Lembrei. Eu o conhecia desde a adolescência e seu astral não era dos melhores. Filho de pai bilionário, família de nome, desde pequeno era mauricinho, metido a besta e não esqueço uma vez, num show de rock, quando ele se dirigiu a Galo Branco (amigo comum) “denunciando” que a camisa Lacoste dele (do Galo Branco) era falsa porque o jacaré estava virado ao contrário. Galo Branco, do alto de sua boçal franqueza, arremessou “por que você não vai tomar no c…?”. Silêncio.

Em suma, já na adolescência o mauriçola era um babaca, fútil e (dizem que, em consequência) corno crônico. Consumista, metidinho, cheio de manias, ganhou o apelido de “Quentinha” porque fornecia iguarias (suas namoradas) para a “plebe” devorar.

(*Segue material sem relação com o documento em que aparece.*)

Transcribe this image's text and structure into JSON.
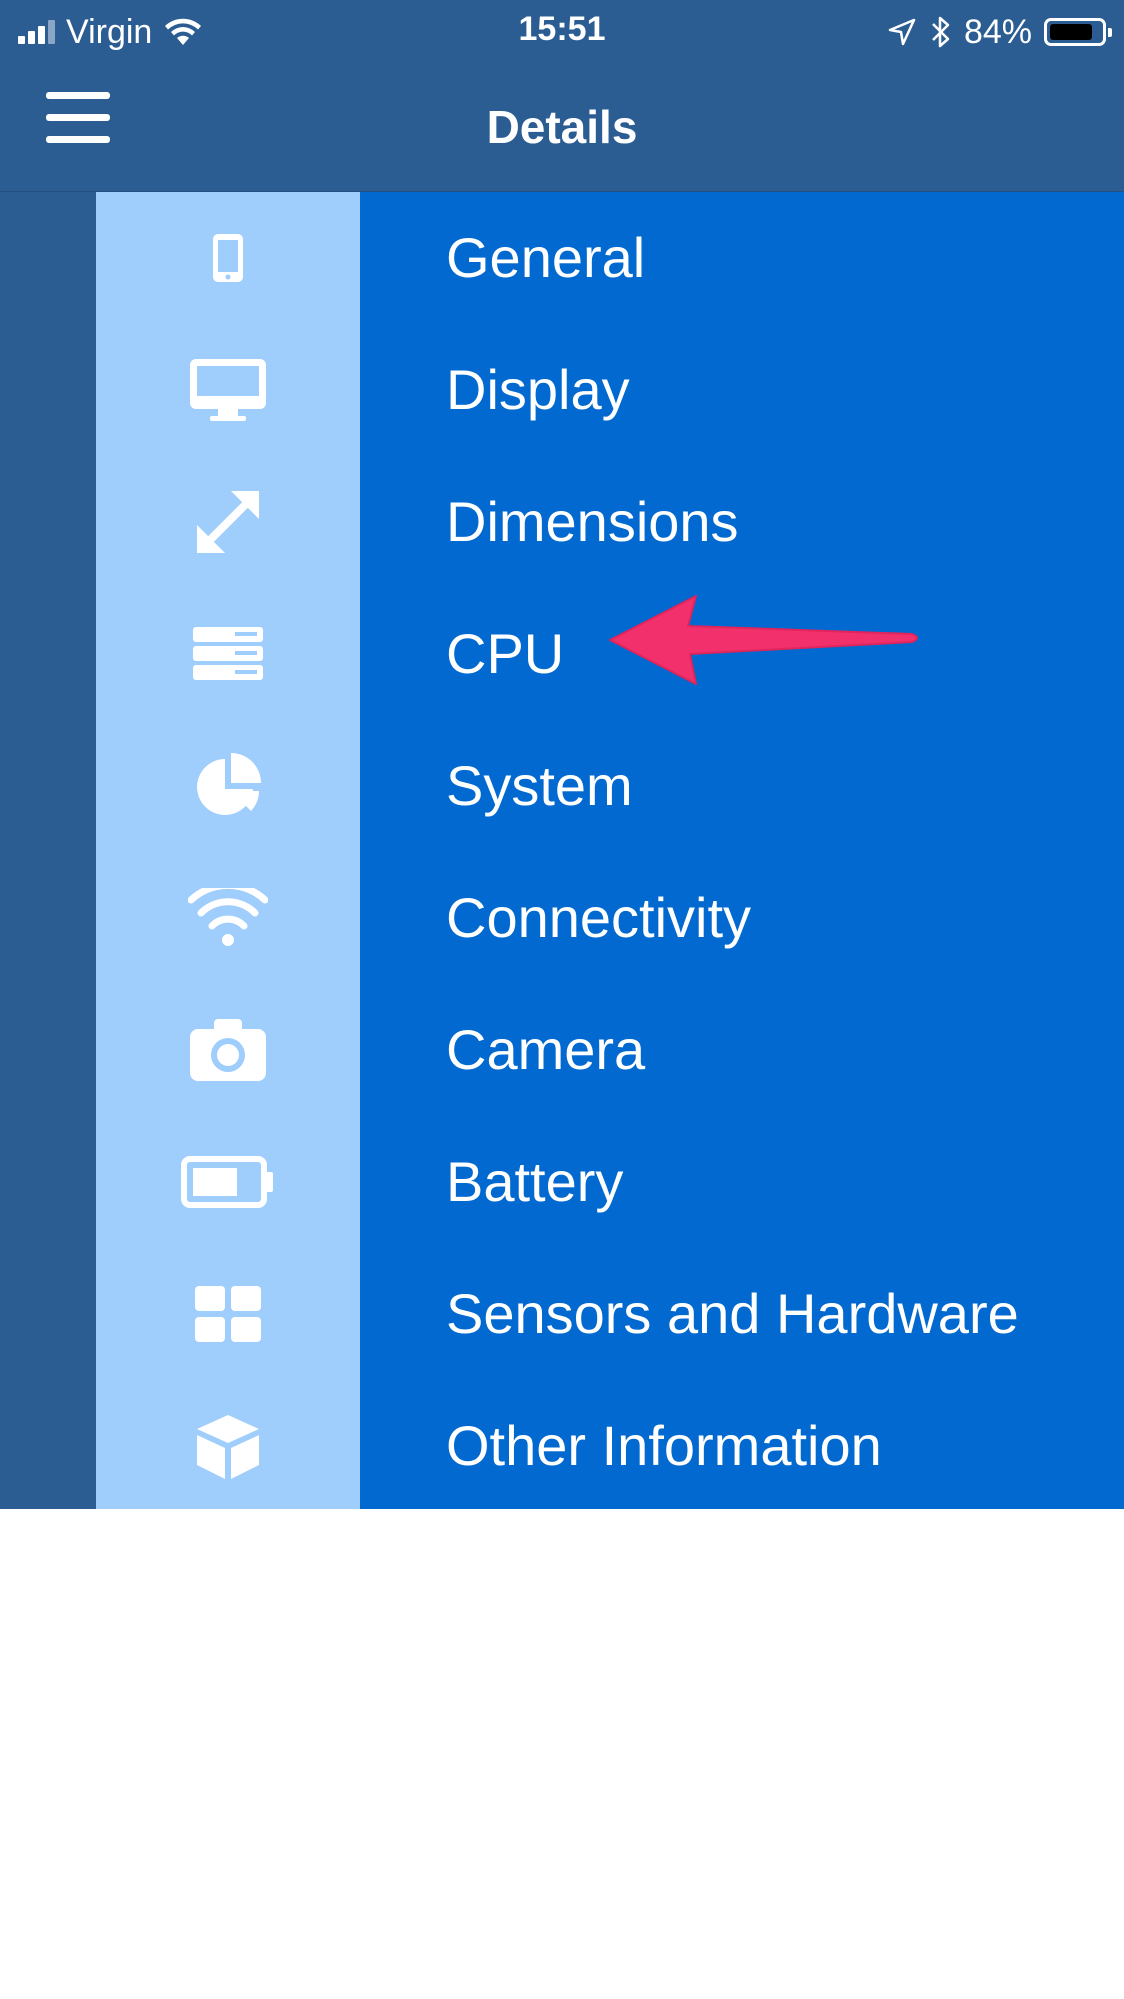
{
  "status_bar": {
    "carrier": "Virgin",
    "time": "15:51",
    "battery_percent": "84%",
    "battery_level": 0.84,
    "icons": [
      "signal-icon",
      "wifi-icon",
      "location-arrow-icon",
      "bluetooth-icon",
      "battery-icon"
    ]
  },
  "nav": {
    "title": "Details",
    "menu_icon": "hamburger-menu-icon"
  },
  "menu": {
    "items": [
      {
        "label": "General",
        "icon": "phone-icon"
      },
      {
        "label": "Display",
        "icon": "monitor-icon"
      },
      {
        "label": "Dimensions",
        "icon": "expand-arrows-icon"
      },
      {
        "label": "CPU",
        "icon": "server-icon"
      },
      {
        "label": "System",
        "icon": "pie-chart-icon"
      },
      {
        "label": "Connectivity",
        "icon": "wifi-icon"
      },
      {
        "label": "Camera",
        "icon": "camera-icon"
      },
      {
        "label": "Battery",
        "icon": "battery-icon"
      },
      {
        "label": "Sensors and Hardware",
        "icon": "grid-icon"
      },
      {
        "label": "Other Information",
        "icon": "cube-icon"
      }
    ],
    "highlighted_item": "CPU"
  },
  "annotation": {
    "icon": "pointer-arrow-icon",
    "color": "#f2306c"
  },
  "colors": {
    "header_bg": "#2b5d93",
    "icon_column_bg": "#9fcdfc",
    "label_column_bg": "#0169cf",
    "text": "#ffffff"
  }
}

Lembrava dessas histórias quando ele me reconheceu na rua. Claro que cumprimentei (nunca tive problemas com o cara) e perguntou o que eu fazia. Respondi “estou esperando o Uber” e ele, imediatamente, perguntou “Black ou X?”. Respondi “X” e ele “só ando de Black...dá mais status, carros elegantes, pretos, sedãs maravilhosos, zerados." Quentinha continuava o mesmo, só que conseguiu piorar.

Expliquei que o Uber X custa quase a metade do preço, os carros são bons e ele “mas não chegam perto do de um Chevrolet Cruze...Uber X só tem HB 20, Toyotinha Etios, Ford New Fiesta...de todas as cores… Uber Black só tem motorista de terno e gravata e, o mais importante, no Uber X você chega no lugar sem impactar”. Como assim, impactar? “Ah, rapaz, é chegar e todo mundo perceber o seu peso na pirâmide. Uma coisa é você chegar num lugar de Peugeot 308 e outra é “causar” num Honda Civic zerado, né?”

Fui na jugular: “você está casado?” Quentinha comentou que “sorte no jogo, azar no amor. Estou no quinto casamento, gasto uma pequena fortuna com pensões o que, de certa maneira, é de bom tom.” Perguntei se as separações tinham um motivo comum, mas ele não quis falar da provável corneação crônica e preferiu sair pela tangente. “Sou muito organizado. Meus armários são ultra bem arrumados, lugar de gravata é lugar de gravata, lugar de meia é lugar de meia, lugar de cueca é lugar de cueca, lugar de relógio é lugar de relógio. Por isso contrato ótimas (e caras) arrumadeiras, de preferência que tenham tido trabalhado no Copacabana Palace, Marriott, Sofitel. 

E as minhas ex-mulheres, bagunceiras (faltou nível social na minha seleção, admito), meio escrachadas, não se davam bem com o meu senso de arrumação, meu jeito de ser em casa. Por exemplo, gosto de dormir de pijama, algumas delas queriam me forçar a dormir nu. De manhã, visto o hobby de seda para ir tomar banho, elas queriam que eu fosse para o banheiro sem nada só para ficar de safadezas, sabe como? Ora, tudo tem a sua hora. Hora de banho é hora de banho. Hora de almoço é hora de almoço. Hora de sexo é hora de sexo”.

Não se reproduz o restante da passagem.